Dictatorships like those ruling Russia, China, Iran, North Korea and Afghanistan are in the business of spreading lies and propaganda in their schools and to their entire populations. The job of America’s teachers is to spread truthful education.
Despite what the right and their cheerleaders in conservative media claim, most parents are satisfied with the education their children are getting in American schools. An NPR-Ipsos poll of 1,007 parents of school-age children conducted in April found that only 23 percent found the topic of education “most worrying” — less than half the percentage most worried about inflation. The same poll found that an impressive 75 percent of parents agreed with the statement: “My child’s school does a good job keeping me informed about the curriculum, including potentially controversial topics.”
Only 19 percent of parents said their child’s school teaches about race and racism in ways that clash with their family’s values, while 18 percent felt that way regarding teaching about gender and sexuality and 14 percent felt that way regarding the teaching of American history. If we changed the way these topics are taught to cover up the truth, my guess is that far more parents would object. In a vote of confidence in schools and teachers, the poll found an overwhelming 88 percent of parents agreed with the statement: “My child’s teacher(s) have done the best they could, given the circumstances around the pandemic.” In our deeply divided country, it’s extraordinary to have so many Americans agree on anything.
Yet many on the right now want us to believe their false claim that schools are teaching white children self-hate, teaching all students to hate America, grooming children for sex, and “converting” children to join the LGBTQ community. This is nonsense. Students have a right to exercise their freedom to learn the truth about the world of today and the past. Students who have LGBTQ parents or are LGBTQ themselves have the right to be free from discrimination, as do students of every race, ethnicity and gender.

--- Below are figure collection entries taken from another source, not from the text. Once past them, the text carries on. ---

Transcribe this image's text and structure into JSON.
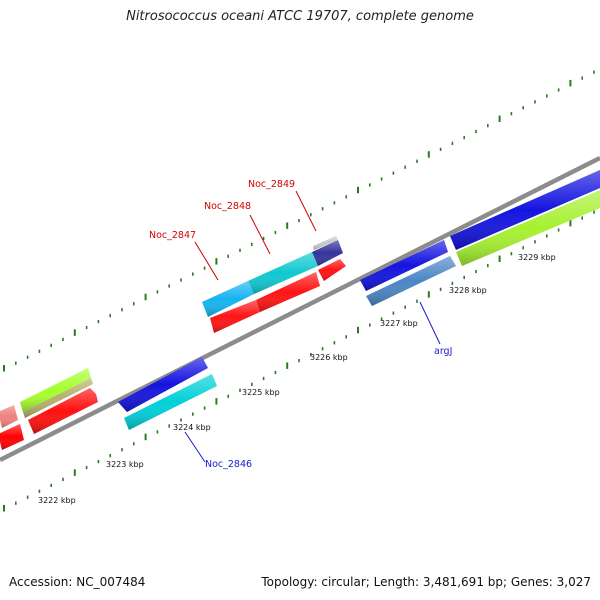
{
  "title": "Nitrosococcus oceani ATCC 19707, complete genome",
  "footer": {
    "accession": "Accession: NC_007484",
    "summary": "Topology: circular; Length: 3,481,691 bp; Genes: 3,027"
  },
  "colors": {
    "backbone": "#8c8c8c",
    "tick": "#2a7a22",
    "label_forward": "#d40000",
    "label_reverse": "#1a1acc"
  },
  "scale_labels": [
    "3222 kbp",
    "3223 kbp",
    "3224 kbp",
    "3225 kbp",
    "3226 kbp",
    "3227 kbp",
    "3228 kbp",
    "3229 kbp"
  ],
  "genes": [
    {
      "name": "Noc_2847",
      "strand": "forward"
    },
    {
      "name": "Noc_2848",
      "strand": "forward"
    },
    {
      "name": "Noc_2849",
      "strand": "forward"
    },
    {
      "name": "Noc_2846",
      "strand": "reverse"
    },
    {
      "name": "argJ",
      "strand": "reverse"
    }
  ]
}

These student rights are being taken away by radical conservatives who are, among other actions, advocating banning great works of literature from school libraries and actually burning books they don’t like. Book burning has been practiced by tyrannical regimes since ancient times, and more recently by Nazi Germany, Chinese communist leaders, Al Qaeda and others. We certainly don’t need to adopt this terrible destruction of knowledge and free expression in the United States.
America’s teachers are underpaid and overworked, and our public schools are underfunded. This is what really harms students. Rather than hyperventilating about imaginary crises, Americans should unite to make school funding a far higher priority, and erase the funding gap between schools in low-income communities and wealthy ones.
Like millions of others, my life was transformed by dedicated teachers and a good education, beginning when I started school under the federally funded Head Start program. Every child growing up today deserves the opportunity of a good education, and every American ought to be focused on making this opportunity a reality.
Donna Brazile is a political strategist, a contributor to ABC News and former chair of the Democratic National Committee. She is the author of “Hacks: Inside the Break-ins and Breakdowns That Put Donald Trump in the White House.”